My silent thoughts when a jabbering medical technician enters the exam room to take my blood pressure are:
Shut the F up!
Don’t you know better than to talk when doing this test?
Does your boss, the doctor, know any better about the effect of conversation on blood pressure (and pulse)? If so, does your boss stipulate that you record the readings in the format of “150/95 @ 100 WC?” … as WC indicates with conversation.
Did you not learn rule #1 in school? Are the medical and nursing school instructors this ignorant as well?

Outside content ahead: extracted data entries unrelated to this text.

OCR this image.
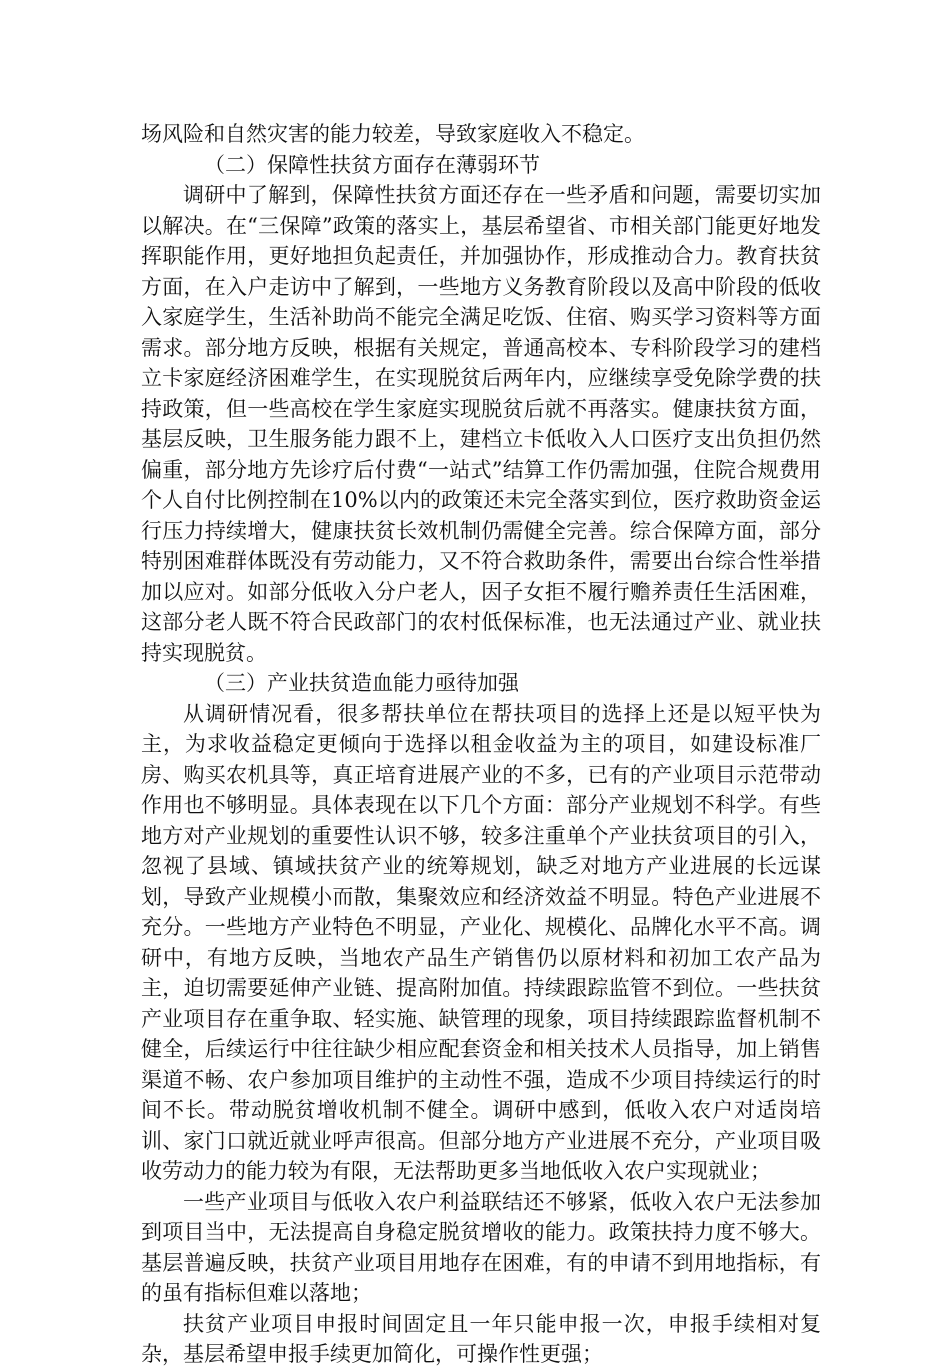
场风险和自然灾害的能力较差，导致家庭收入不稳定。

（二）保障性扶贫方面存在薄弱环节

调研中了解到，保障性扶贫方面还存在一些矛盾和问题，需要切实加以解决。在“三保障”政策的落实上，基层希望省、市相关部门能更好地发挥职能作用，更好地担负起责任，并加强协作，形成推动合力。教育扶贫方面，在入户走访中了解到，一些地方义务教育阶段以及高中阶段的低收入家庭学生，生活补助尚不能完全满足吃饭、住宿、购买学习资料等方面需求。部分地方反映，根据有关规定，普通高校本、专科阶段学习的建档立卡家庭经济困难学生，在实现脱贫后两年内，应继续享受免除学费的扶持政策，但一些高校在学生家庭实现脱贫后就不再落实。健康扶贫方面，基层反映，卫生服务能力跟不上，建档立卡低收入人口医疗支出负担仍然偏重，部分地方先诊疗后付费“一站式”结算工作仍需加强，住院合规费用个人自付比例控制在10%以内的政策还未完全落实到位，医疗救助资金运行压力持续增大，健康扶贫长效机制仍需健全完善。综合保障方面，部分特别困难群体既没有劳动能力，又不符合救助条件，需要出台综合性举措加以应对。如部分低收入分户老人，因子女拒不履行赡养责任生活困难，这部分老人既不符合民政部门的农村低保标准，也无法通过产业、就业扶持实现脱贫。

（三）产业扶贫造血能力亟待加强

从调研情况看，很多帮扶单位在帮扶项目的选择上还是以短平快为主，为求收益稳定更倾向于选择以租金收益为主的项目，如建设标准厂房、购买农机具等，真正培育进展产业的不多，已有的产业项目示范带动作用也不够明显。具体表现在以下几个方面：部分产业规划不科学。有些地方对产业规划的重要性认识不够，较多注重单个产业扶贫项目的引入，忽视了县域、镇域扶贫产业的统筹规划，缺乏对地方产业进展的长远谋划，导致产业规模小而散，集聚效应和经济效益不明显。特色产业进展不充分。一些地方产业特色不明显，产业化、规模化、品牌化水平不高。调研中，有地方反映，当地农产品生产销售仍以原材料和初加工农产品为主，迫切需要延伸产业链、提高附加值。持续跟踪监管不到位。一些扶贫产业项目存在重争取、轻实施、缺管理的现象，项目持续跟踪监督机制不健全，后续运行中往往缺少相应配套资金和相关技术人员指导，加上销售渠道不畅、农户参加项目维护的主动性不强，造成不少项目持续运行的时间不长。带动脱贫增收机制不健全。调研中感到，低收入农户对适岗培训、家门口就近就业呼声很高。但部分地方产业进展不充分，产业项目吸收劳动力的能力较为有限，无法帮助更多当地低收入农户实现就业；

一些产业项目与低收入农户利益联结还不够紧，低收入农户无法参加到项目当中，无法提高自身稳定脱贫增收的能力。政策扶持力度不够大。基层普遍反映，扶贫产业项目用地存在困难，有的申请不到用地指标，有的虽有指标但难以落地；

扶贫产业项目申报时间固定且一年只能申报一次，申报手续相对复杂，基层希望申报手续更加简化，可操作性更强；
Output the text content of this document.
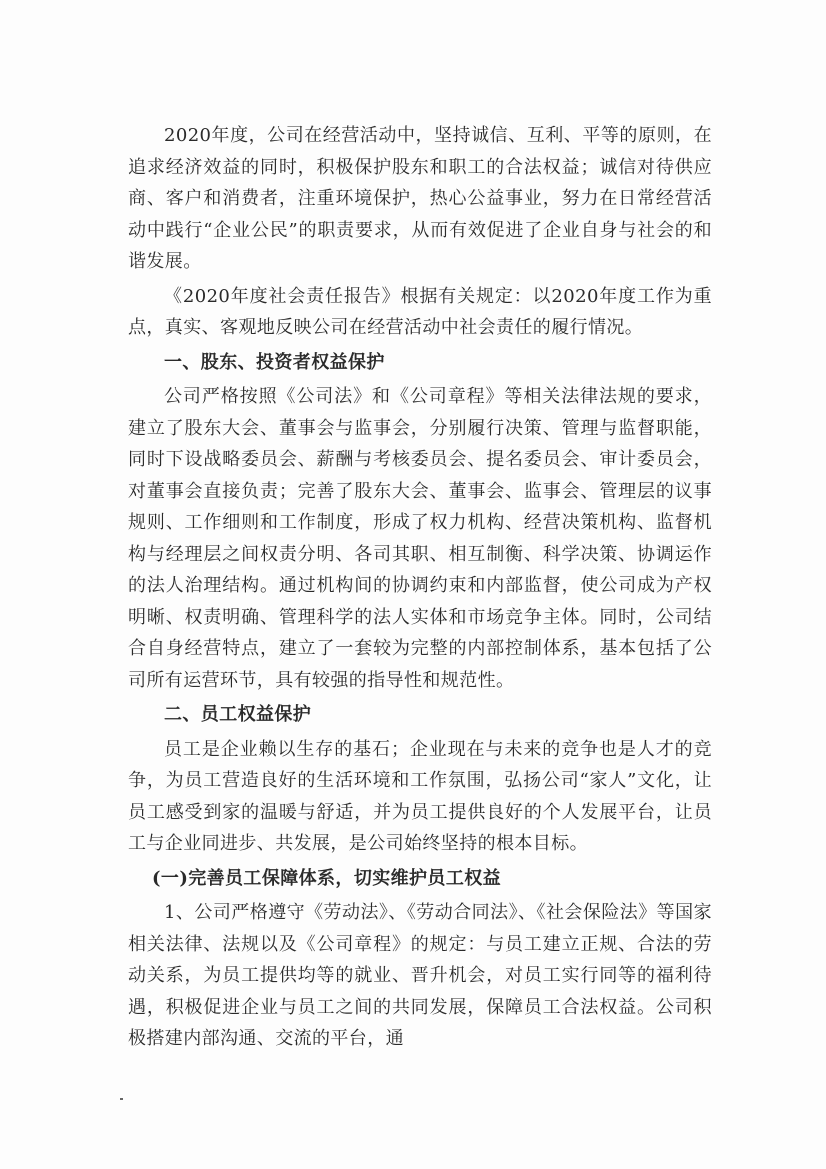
2020年度，公司在经营活动中，坚持诚信、互利、平等的原则，在追求经济效益的同时，积极保护股东和职工的合法权益；诚信对待供应商、客户和消费者，注重环境保护，热心公益事业，努力在日常经营活动中践行“企业公民”的职责要求，从而有效促进了企业自身与社会的和谐发展。

《2020年度社会责任报告》根据有关规定：以2020年度工作为重点，真实、客观地反映公司在经营活动中社会责任的履行情况。

一、股东、投资者权益保护

公司严格按照《公司法》和《公司章程》等相关法律法规的要求，建立了股东大会、董事会与监事会，分别履行决策、管理与监督职能，同时下设战略委员会、薪酬与考核委员会、提名委员会、审计委员会，对董事会直接负责；完善了股东大会、董事会、监事会、管理层的议事规则、工作细则和工作制度，形成了权力机构、经营决策机构、监督机构与经理层之间权责分明、各司其职、相互制衡、科学决策、协调运作的法人治理结构。通过机构间的协调约束和内部监督，使公司成为产权明晰、权责明确、管理科学的法人实体和市场竞争主体。同时，公司结合自身经营特点，建立了一套较为完整的内部控制体系，基本包括了公司所有运营环节，具有较强的指导性和规范性。

二、员工权益保护

员工是企业赖以生存的基石；企业现在与未来的竞争也是人才的竞争，为员工营造良好的生活环境和工作氛围，弘扬公司“家人”文化，让员工感受到家的温暖与舒适，并为员工提供良好的个人发展平台，让员工与企业同进步、共发展，是公司始终坚持的根本目标。

(一)完善员工保障体系，切实维护员工权益

1、公司严格遵守《劳动法》、《劳动合同法》、《社会保险法》等国家相关法律、法规以及《公司章程》的规定：与员工建立正规、合法的劳动关系，为员工提供均等的就业、晋升机会，对员工实行同等的福利待遇，积极促进企业与员工之间的共同发展，保障员工合法权益。公司积极搭建内部沟通、交流的平台，通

I went through the arduous process of making the appointment, clearing my calendar, negotiating heavy traffic and putting my wife and me and our car at risk, spending hours completing your intrusive questionnaires, enduring your rules to wear a worthless mask that muzzles my communication and lowers my oximeter reading when I’m borderline COPD and my wife is asthmatic, making me arrive early for the appointment… making me wait 30-90 minutes in the reception room and another 15-45 minutes in the exam room, and you can’t or won’t devote the time to properly measure my vitals?… Outrageous!
I commonly encounter instructionals detailing mistakes to avoid when measuring blood pressure that make no mention of the need to avoid talk.